[Cluster-devel] [PATCH 0/2] gfs2: improvements to recovery and withdraw process

Tue Nov 20 19:23:11 UTC 2018

Hi,

On 08/11/18 20:25, Bob Peterson wrote:
> Hi,
>
> This is a first draft of a two-patch set to fix some of the nasty
> journal recovery problems I've found lately.
>
> The problems have to do with file system corruption caused when recovery
> replays a journal after the resource group blocks have been unlocked
> by the recovery process.

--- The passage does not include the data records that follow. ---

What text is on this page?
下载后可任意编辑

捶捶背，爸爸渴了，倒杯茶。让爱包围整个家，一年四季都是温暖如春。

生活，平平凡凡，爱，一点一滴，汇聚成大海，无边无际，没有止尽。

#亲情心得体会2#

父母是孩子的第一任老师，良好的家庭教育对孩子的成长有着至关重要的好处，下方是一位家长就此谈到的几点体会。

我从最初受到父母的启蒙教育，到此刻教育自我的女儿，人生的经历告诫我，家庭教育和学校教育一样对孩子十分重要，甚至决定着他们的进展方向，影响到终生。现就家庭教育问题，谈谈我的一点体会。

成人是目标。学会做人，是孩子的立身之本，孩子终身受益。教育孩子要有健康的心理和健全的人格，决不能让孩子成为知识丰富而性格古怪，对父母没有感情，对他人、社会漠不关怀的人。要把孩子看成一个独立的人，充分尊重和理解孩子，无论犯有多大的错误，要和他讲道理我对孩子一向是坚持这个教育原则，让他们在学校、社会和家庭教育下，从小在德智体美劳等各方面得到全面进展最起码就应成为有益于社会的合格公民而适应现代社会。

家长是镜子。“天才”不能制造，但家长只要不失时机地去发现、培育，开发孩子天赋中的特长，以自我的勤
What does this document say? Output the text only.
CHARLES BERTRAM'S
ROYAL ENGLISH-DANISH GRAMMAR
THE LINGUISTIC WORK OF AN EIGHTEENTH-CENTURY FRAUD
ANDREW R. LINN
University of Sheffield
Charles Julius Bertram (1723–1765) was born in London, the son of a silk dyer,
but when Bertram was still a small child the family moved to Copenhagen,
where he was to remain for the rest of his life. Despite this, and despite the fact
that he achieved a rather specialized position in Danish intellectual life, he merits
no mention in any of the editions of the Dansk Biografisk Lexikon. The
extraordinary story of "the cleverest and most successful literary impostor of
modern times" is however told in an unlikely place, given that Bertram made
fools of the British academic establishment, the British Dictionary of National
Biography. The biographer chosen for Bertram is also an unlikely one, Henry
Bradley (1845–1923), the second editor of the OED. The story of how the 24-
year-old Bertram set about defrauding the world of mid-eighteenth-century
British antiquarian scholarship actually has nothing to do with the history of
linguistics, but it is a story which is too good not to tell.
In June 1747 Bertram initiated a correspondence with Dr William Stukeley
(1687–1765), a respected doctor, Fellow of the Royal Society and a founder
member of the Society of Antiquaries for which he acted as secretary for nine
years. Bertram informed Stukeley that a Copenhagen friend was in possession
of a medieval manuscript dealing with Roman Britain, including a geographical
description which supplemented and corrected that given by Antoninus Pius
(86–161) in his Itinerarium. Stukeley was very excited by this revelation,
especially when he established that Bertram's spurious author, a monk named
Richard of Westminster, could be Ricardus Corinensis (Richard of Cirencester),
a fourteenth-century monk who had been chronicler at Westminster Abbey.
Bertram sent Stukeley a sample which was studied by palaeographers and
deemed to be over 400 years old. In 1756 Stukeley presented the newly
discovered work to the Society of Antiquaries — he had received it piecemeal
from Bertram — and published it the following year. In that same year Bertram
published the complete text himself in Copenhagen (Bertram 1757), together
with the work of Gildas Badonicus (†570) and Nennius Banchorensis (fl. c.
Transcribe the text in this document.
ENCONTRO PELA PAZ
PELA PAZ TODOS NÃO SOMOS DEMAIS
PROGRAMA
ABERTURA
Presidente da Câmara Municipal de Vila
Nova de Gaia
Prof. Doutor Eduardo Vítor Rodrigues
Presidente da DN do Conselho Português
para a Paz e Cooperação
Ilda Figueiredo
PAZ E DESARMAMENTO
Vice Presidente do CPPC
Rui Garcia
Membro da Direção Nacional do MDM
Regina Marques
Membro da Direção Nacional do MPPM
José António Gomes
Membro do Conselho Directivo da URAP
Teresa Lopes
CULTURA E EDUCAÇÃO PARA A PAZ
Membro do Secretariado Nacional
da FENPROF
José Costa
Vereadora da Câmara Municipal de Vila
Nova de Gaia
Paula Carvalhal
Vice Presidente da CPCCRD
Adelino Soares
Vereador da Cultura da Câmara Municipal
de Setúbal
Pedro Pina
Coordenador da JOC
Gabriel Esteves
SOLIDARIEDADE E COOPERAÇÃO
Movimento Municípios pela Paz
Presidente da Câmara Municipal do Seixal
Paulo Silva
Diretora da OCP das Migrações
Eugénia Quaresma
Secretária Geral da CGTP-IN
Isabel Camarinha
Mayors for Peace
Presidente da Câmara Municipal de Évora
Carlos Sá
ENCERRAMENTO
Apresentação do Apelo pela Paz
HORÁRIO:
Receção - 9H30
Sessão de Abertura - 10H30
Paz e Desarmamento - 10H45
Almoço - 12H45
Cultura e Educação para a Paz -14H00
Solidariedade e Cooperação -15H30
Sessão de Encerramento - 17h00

In other words, when no cluster node takes
> responsibility to replay the journal of a withdrawing node, then it
> gets replayed later on, after the blocks contents have been changed.
>
> The first patch prevents gfs2 from attempting recovery if the file system
> is withdrawn or has journal IO errors. Trying to recover your own journal
> from either of these unstable conditions is dangerous and likely to corrupt
> the file system.
That sounds sensible to me.

> The second patch is more extensive. When a node withdraws from a file system
> it first empties out all ourstanding pages in the ail lists, then it
How are we doing this? Since the disk can no longer be written to, there 
are two cases we need to cover. One is for dirty but not yet written 
pages. The other for pages in flight - these will need to either time 
out or complete somehow.

> signals all other nodes with the file system mounted to perform recovery
> on its journal since it cannot safely recover its own journal. This is
> accomplished by a new non-disk callback glop used exclusively by the
> "live" glock, which sets up an lvb in the glock to indicate which
> journal(s) need to be replayed. This sytem makes it necessary to prevent
> recursion, since the journal operations themselves (i.e. the ones that
> empty out the ail list on withdraw) can also withdraw. Thus, the withdraw
We should ignore any further I/O errors after we have withdrawn I think, 
since we know that no further disk writes can take place anyway. These 
will be completed as EIO by dm. As you say we definitely don't want the 
node that is withdrawing replaying its own journal. That should be done 
by the remaining nodes in the cluster.

The other question is should we just use the "normal" recovery process 
which would fence the withdrawn node, or whether we should have a 
different system which avoids the fencing, since we have effectively 
self-fenced from the storage. Looking at the patch I assume that perhaps 
this implements the latter?

Steve.

> system is now separated into "journal" and "non-journal" withdraws.
> Also, the "withdraw" flag is now replaced by a superblock bit because
> once the file system withdraws in this way, it needs to remember that from
> that point on.
>
> Regards,
>
> Bob Peterson
> ---
> Bob Peterson (2):
>    gfs2: Ignore recovery attempts if gfs2 has io error or is withdrawn
>    gfs2: initiate journal recovery as soon as a node withdraws
>
>   fs/gfs2/glock.c    |  5 ++-
>   fs/gfs2/glops.c    | 47 +++++++++++++++++++++++
>   fs/gfs2/incore.h   |  3 ++
>   fs/gfs2/lock_dlm.c | 95 ++++++++++++++++++++++++++++++++++++++++++++++
>   fs/gfs2/log.c      | 62 ++++++++++++++++--------------
>   fs/gfs2/super.c    |  5 ++-
>   fs/gfs2/super.h    |  1 +
>   fs/gfs2/util.c     | 84 ++++++++++++++++++++++++++++++++++++++++
>   fs/gfs2/util.h     | 13 +++++++
>   9 files changed, 282 insertions(+), 33 deletions(-)
>